Crisi economica e calo del turismo: un equilibrio instabile?

La crisi sta inoltre scatenando difficoltà economiche non indifferenti in Giordania. La crescente inflazione si accompagna, per esempio, a una forte crisi del settore turistico, particolarmente importante per il Paese.
Secondo i dati emessi dalla Banca Centrale della Giordania (CBJ) il volume di guadagni legati al turismo, nei primi cinque mesi del 2024, ha registrato un calo del -6.5% rispetto allo stesso periodo del 2023. Si stima infatti che dall’inizio del conflitto siano state cancellate oltre il 60% delle prenotazioni.
Il Consiglio esecutivo del Fondo monetario internazionale (Fmi) ha approvato, a inizio anno, un nuovo accordo quadriennale con la Giordania, dal valore di circa 1,2 miliardi di dollari, per sostenere il programma economico del Governo. L’obiettivo è quello di sostenere gli sforzi del Paese nel mantenere la stabilità macroeconomica.
Tuttavia le sfide a cui deve fare fronte diventano sempre più complesse.

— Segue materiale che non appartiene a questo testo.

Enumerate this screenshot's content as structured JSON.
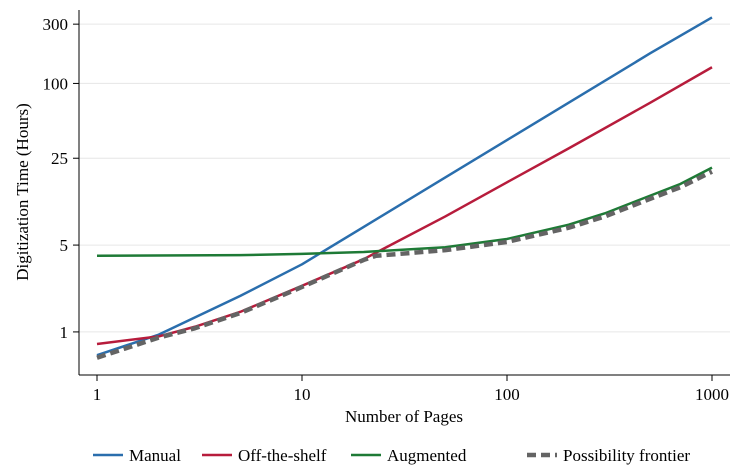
{
  "chart_data": {
    "type": "line",
    "title": "",
    "xlabel": "Number of Pages",
    "ylabel": "Digitization Time (Hours)",
    "x_scale": "log",
    "y_scale": "log",
    "xlim": [
      1,
      1000
    ],
    "ylim": [
      0.45,
      390
    ],
    "x_ticks": [
      {
        "value": 1,
        "label": "1"
      },
      {
        "value": 10,
        "label": "10"
      },
      {
        "value": 100,
        "label": "100"
      },
      {
        "value": 1000,
        "label": "1000"
      }
    ],
    "y_ticks": [
      {
        "value": 1,
        "label": "1"
      },
      {
        "value": 5,
        "label": "5"
      },
      {
        "value": 25,
        "label": "25"
      },
      {
        "value": 100,
        "label": "100"
      },
      {
        "value": 300,
        "label": "300"
      }
    ],
    "grid": true,
    "legend_position": "bottom",
    "series": [
      {
        "name": "Manual",
        "color": "#2a6ead",
        "style": "solid",
        "x": [
          1,
          2,
          5,
          10,
          12,
          20,
          50,
          100,
          200,
          500,
          1000
        ],
        "y": [
          0.65,
          0.95,
          1.95,
          3.5,
          4.2,
          7.0,
          17.5,
          35,
          70,
          175,
          340
        ]
      },
      {
        "name": "Off-the-shelf",
        "color": "#b71c3c",
        "style": "solid",
        "x": [
          1,
          2,
          3,
          5,
          10,
          20,
          23,
          50,
          100,
          200,
          500,
          1000
        ],
        "y": [
          0.8,
          0.92,
          1.1,
          1.45,
          2.35,
          3.85,
          4.35,
          8.5,
          16,
          30,
          70,
          135
        ]
      },
      {
        "name": "Augmented",
        "color": "#1e7a36",
        "style": "solid",
        "x": [
          1,
          5,
          10,
          20,
          50,
          100,
          200,
          300,
          500,
          700,
          1000
        ],
        "y": [
          4.1,
          4.15,
          4.25,
          4.4,
          4.8,
          5.6,
          7.3,
          9.0,
          12.5,
          15.5,
          21
        ]
      },
      {
        "name": "Possibility frontier",
        "color": "#646464",
        "style": "dashed",
        "x": [
          1,
          2,
          3,
          5,
          10,
          20,
          23,
          50,
          100,
          200,
          300,
          500,
          700,
          1000
        ],
        "y": [
          0.62,
          0.9,
          1.07,
          1.42,
          2.3,
          3.8,
          4.1,
          4.55,
          5.3,
          6.9,
          8.5,
          11.8,
          14.6,
          19.5
        ]
      }
    ]
  }
}
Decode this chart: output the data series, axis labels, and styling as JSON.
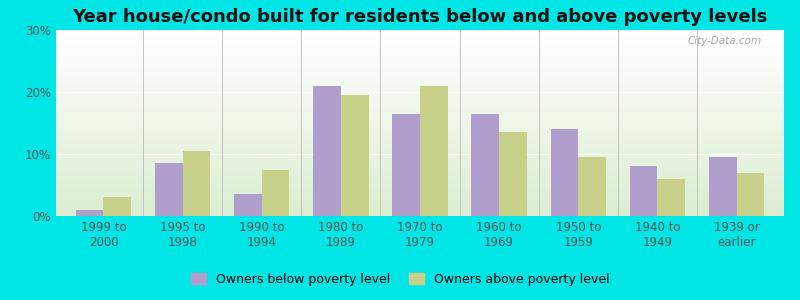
{
  "title": "Year house/condo built for residents below and above poverty levels",
  "categories": [
    "1999 to\n2000",
    "1995 to\n1998",
    "1990 to\n1994",
    "1980 to\n1989",
    "1970 to\n1979",
    "1960 to\n1969",
    "1950 to\n1959",
    "1940 to\n1949",
    "1939 or\nearlier"
  ],
  "below_poverty": [
    1.0,
    8.5,
    3.5,
    21.0,
    16.5,
    16.5,
    14.0,
    8.0,
    9.5
  ],
  "above_poverty": [
    3.0,
    10.5,
    7.5,
    19.5,
    21.0,
    13.5,
    9.5,
    6.0,
    7.0
  ],
  "below_color": "#b09fcc",
  "above_color": "#c8d08a",
  "ylim": [
    0,
    30
  ],
  "yticks": [
    0,
    10,
    20,
    30
  ],
  "outer_background": "#00e5e5",
  "legend_below_label": "Owners below poverty level",
  "legend_above_label": "Owners above poverty level",
  "bar_width": 0.35,
  "title_fontsize": 13,
  "tick_fontsize": 8.5,
  "legend_fontsize": 9,
  "watermark": "City-Data.com"
}
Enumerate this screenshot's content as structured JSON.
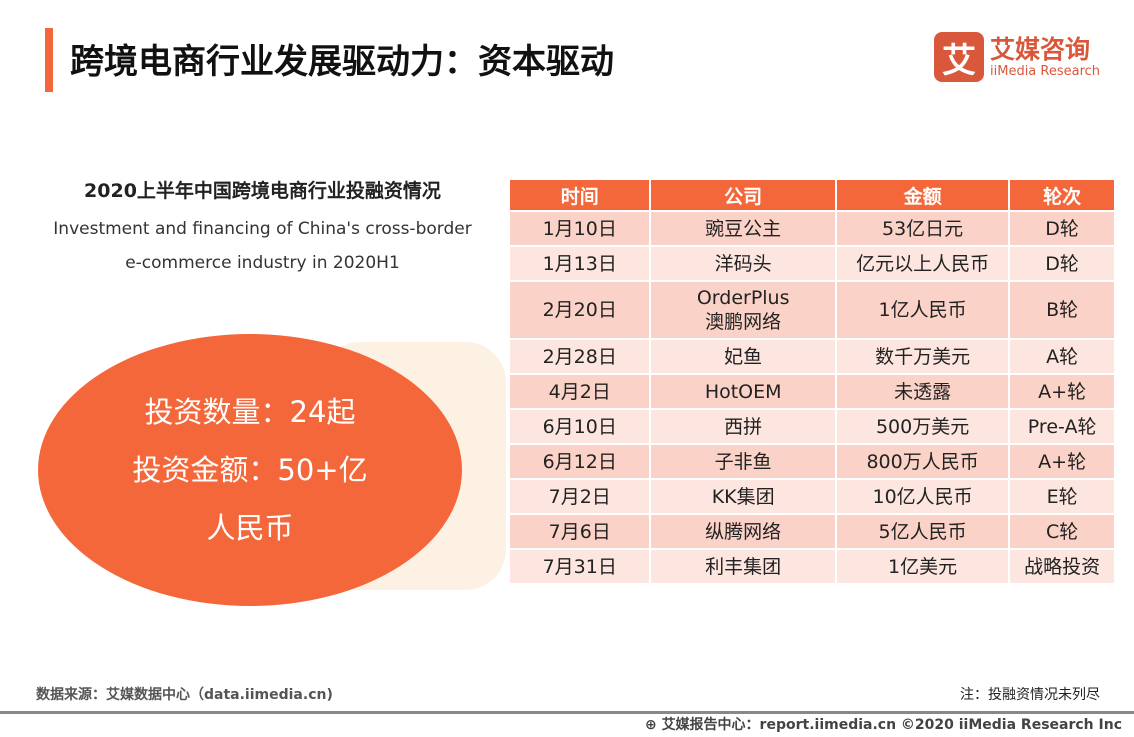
{
  "header": {
    "title": "跨境电商行业发展驱动力：资本驱动",
    "logo_cn": "艾媒咨询",
    "logo_en": "iiMedia Research",
    "logo_mark": "艾"
  },
  "left": {
    "subtitle": "2020上半年中国跨境电商行业投融资情况",
    "subtitle_en_1": "Investment and financing of China's cross-border",
    "subtitle_en_2": "e-commerce industry in 2020H1",
    "count": "投资数量：24起",
    "amount_1": "投资金额：50+亿",
    "amount_2": "人民币"
  },
  "table": {
    "headers": [
      "时间",
      "公司",
      "金额",
      "轮次"
    ],
    "rows": [
      [
        "1月10日",
        "豌豆公主",
        "53亿日元",
        "D轮"
      ],
      [
        "1月13日",
        "洋码头",
        "亿元以上人民币",
        "D轮"
      ],
      [
        "2月20日",
        "OrderPlus\n澳鹏网络",
        "1亿人民币",
        "B轮"
      ],
      [
        "2月28日",
        "妃鱼",
        "数千万美元",
        "A轮"
      ],
      [
        "4月2日",
        "HotOEM",
        "未透露",
        "A+轮"
      ],
      [
        "6月10日",
        "西拼",
        "500万美元",
        "Pre-A轮"
      ],
      [
        "6月12日",
        "子非鱼",
        "800万人民币",
        "A+轮"
      ],
      [
        "7月2日",
        "KK集团",
        "10亿人民币",
        "E轮"
      ],
      [
        "7月6日",
        "纵腾网络",
        "5亿人民币",
        "C轮"
      ],
      [
        "7月31日",
        "利丰集团",
        "1亿美元",
        "战略投资"
      ]
    ]
  },
  "footer": {
    "source": "数据来源：艾媒数据中心（data.iimedia.cn)",
    "note": "注：投融资情况未列尽",
    "copyright": "艾媒报告中心：report.iimedia.cn  ©2020  iiMedia Research  Inc"
  },
  "colors": {
    "accent": "#f4673a",
    "row_odd": "#fbd2c8",
    "row_even": "#fde6e0"
  }
}
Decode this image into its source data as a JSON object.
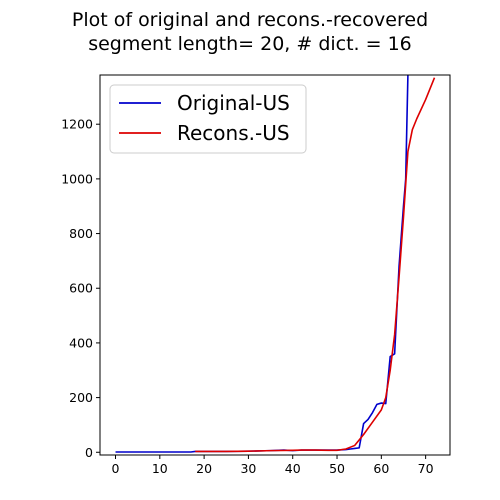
{
  "chart_data": {
    "type": "line",
    "title_lines": [
      "Plot of original and recons.-recovered",
      "segment length= 20, # dict. = 16"
    ],
    "xlabel": "",
    "ylabel": "",
    "xlim": [
      -3.5,
      75.5
    ],
    "ylim": [
      -10,
      1380
    ],
    "x_ticks": [
      0,
      10,
      20,
      30,
      40,
      50,
      60,
      70
    ],
    "y_ticks": [
      0,
      200,
      400,
      600,
      800,
      1000,
      1200
    ],
    "grid": false,
    "legend_position": "top-left",
    "series": [
      {
        "name": "Original-US",
        "color": "#0000cc",
        "points": [
          [
            0,
            1
          ],
          [
            5,
            1
          ],
          [
            10,
            1
          ],
          [
            15,
            1
          ],
          [
            17,
            1
          ],
          [
            18,
            3
          ],
          [
            20,
            3
          ],
          [
            25,
            3
          ],
          [
            30,
            4
          ],
          [
            35,
            6
          ],
          [
            38,
            8
          ],
          [
            40,
            6
          ],
          [
            42,
            8
          ],
          [
            45,
            8
          ],
          [
            48,
            8
          ],
          [
            50,
            8
          ],
          [
            52,
            10
          ],
          [
            53,
            12
          ],
          [
            54,
            14
          ],
          [
            55,
            16
          ],
          [
            56,
            105
          ],
          [
            57,
            120
          ],
          [
            58,
            145
          ],
          [
            59,
            175
          ],
          [
            60,
            180
          ],
          [
            61,
            178
          ],
          [
            62,
            350
          ],
          [
            63,
            360
          ],
          [
            64,
            680
          ],
          [
            65,
            900
          ],
          [
            65.5,
            1000
          ],
          [
            66,
            1380
          ]
        ]
      },
      {
        "name": "Recons.-US",
        "color": "#dd0000",
        "points": [
          [
            18,
            3
          ],
          [
            20,
            3
          ],
          [
            25,
            3
          ],
          [
            30,
            4
          ],
          [
            35,
            6
          ],
          [
            40,
            7
          ],
          [
            42,
            8
          ],
          [
            45,
            8
          ],
          [
            48,
            7
          ],
          [
            50,
            7
          ],
          [
            52,
            12
          ],
          [
            54,
            25
          ],
          [
            56,
            65
          ],
          [
            58,
            110
          ],
          [
            60,
            155
          ],
          [
            61,
            200
          ],
          [
            62,
            300
          ],
          [
            63,
            430
          ],
          [
            64,
            640
          ],
          [
            65,
            860
          ],
          [
            66,
            1100
          ],
          [
            67,
            1180
          ],
          [
            68,
            1220
          ],
          [
            70,
            1290
          ],
          [
            72,
            1370
          ]
        ]
      }
    ]
  }
}
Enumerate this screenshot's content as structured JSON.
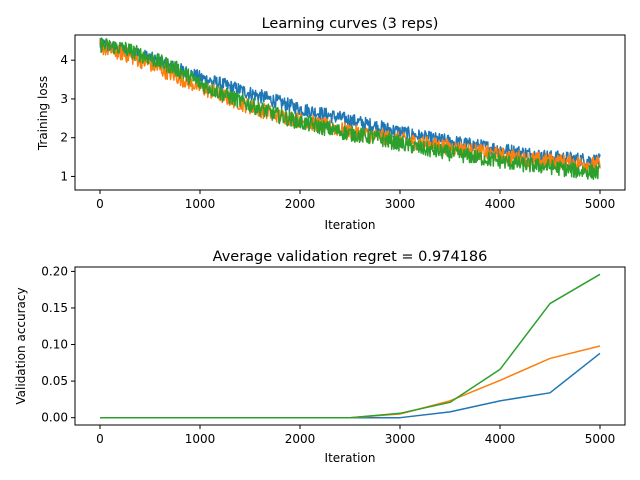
{
  "chart_data": [
    {
      "type": "line",
      "title": "Learning curves (3 reps)",
      "xlabel": "Iteration",
      "ylabel": "Training loss",
      "xlim": [
        -250,
        5250
      ],
      "ylim": [
        0.65,
        4.65
      ],
      "xticks": [
        0,
        1000,
        2000,
        3000,
        4000,
        5000
      ],
      "yticks": [
        1,
        2,
        3,
        4
      ],
      "x": [
        0,
        250,
        500,
        750,
        1000,
        1250,
        1500,
        1750,
        2000,
        2250,
        2500,
        2750,
        3000,
        3250,
        3500,
        3750,
        4000,
        4250,
        4500,
        4750,
        5000
      ],
      "series": [
        {
          "color": "#1f77b4",
          "noise": 0.18,
          "values": [
            4.4,
            4.25,
            4.05,
            3.8,
            3.55,
            3.35,
            3.15,
            2.95,
            2.75,
            2.6,
            2.45,
            2.3,
            2.15,
            2.0,
            1.9,
            1.8,
            1.7,
            1.6,
            1.5,
            1.45,
            1.4
          ]
        },
        {
          "color": "#ff7f0e",
          "noise": 0.2,
          "values": [
            4.35,
            4.15,
            3.9,
            3.6,
            3.3,
            3.05,
            2.8,
            2.6,
            2.45,
            2.3,
            2.15,
            2.05,
            1.95,
            1.85,
            1.75,
            1.65,
            1.55,
            1.45,
            1.4,
            1.35,
            1.3
          ]
        },
        {
          "color": "#2ca02c",
          "noise": 0.2,
          "values": [
            4.4,
            4.3,
            4.05,
            3.8,
            3.4,
            3.1,
            2.85,
            2.6,
            2.4,
            2.25,
            2.1,
            2.0,
            1.85,
            1.7,
            1.6,
            1.5,
            1.4,
            1.3,
            1.25,
            1.15,
            1.1
          ]
        }
      ]
    },
    {
      "type": "line",
      "title": "Average validation regret = 0.974186",
      "xlabel": "Iteration",
      "ylabel": "Validation accuracy",
      "xlim": [
        -250,
        5250
      ],
      "ylim": [
        -0.01,
        0.206
      ],
      "xticks": [
        0,
        1000,
        2000,
        3000,
        4000,
        5000
      ],
      "yticks": [
        0.0,
        0.05,
        0.1,
        0.15,
        0.2
      ],
      "ytick_labels": [
        "0.00",
        "0.05",
        "0.10",
        "0.15",
        "0.20"
      ],
      "x": [
        0,
        500,
        1000,
        1500,
        2000,
        2500,
        3000,
        3500,
        4000,
        4500,
        5000
      ],
      "series": [
        {
          "color": "#1f77b4",
          "values": [
            0,
            0,
            0,
            0,
            0,
            0,
            0.0,
            0.008,
            0.023,
            0.034,
            0.088
          ]
        },
        {
          "color": "#ff7f0e",
          "values": [
            0,
            0,
            0,
            0,
            0,
            0,
            0.005,
            0.023,
            0.051,
            0.081,
            0.098
          ]
        },
        {
          "color": "#2ca02c",
          "values": [
            0,
            0,
            0,
            0,
            0,
            0,
            0.006,
            0.021,
            0.066,
            0.156,
            0.196
          ]
        }
      ]
    }
  ]
}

Nonostante il forte interesse del re Abdullah II nel mantenere la stabilità regionale, queste preoccupazioni potrebbero non coincidere sempre con le esigenze interne del Paese. Il rischio è quello di trovarsi su un battello in cui, mentre si cerca di tappare una falla, se ne sviluppano altre, compromettendo la stabilità complessiva.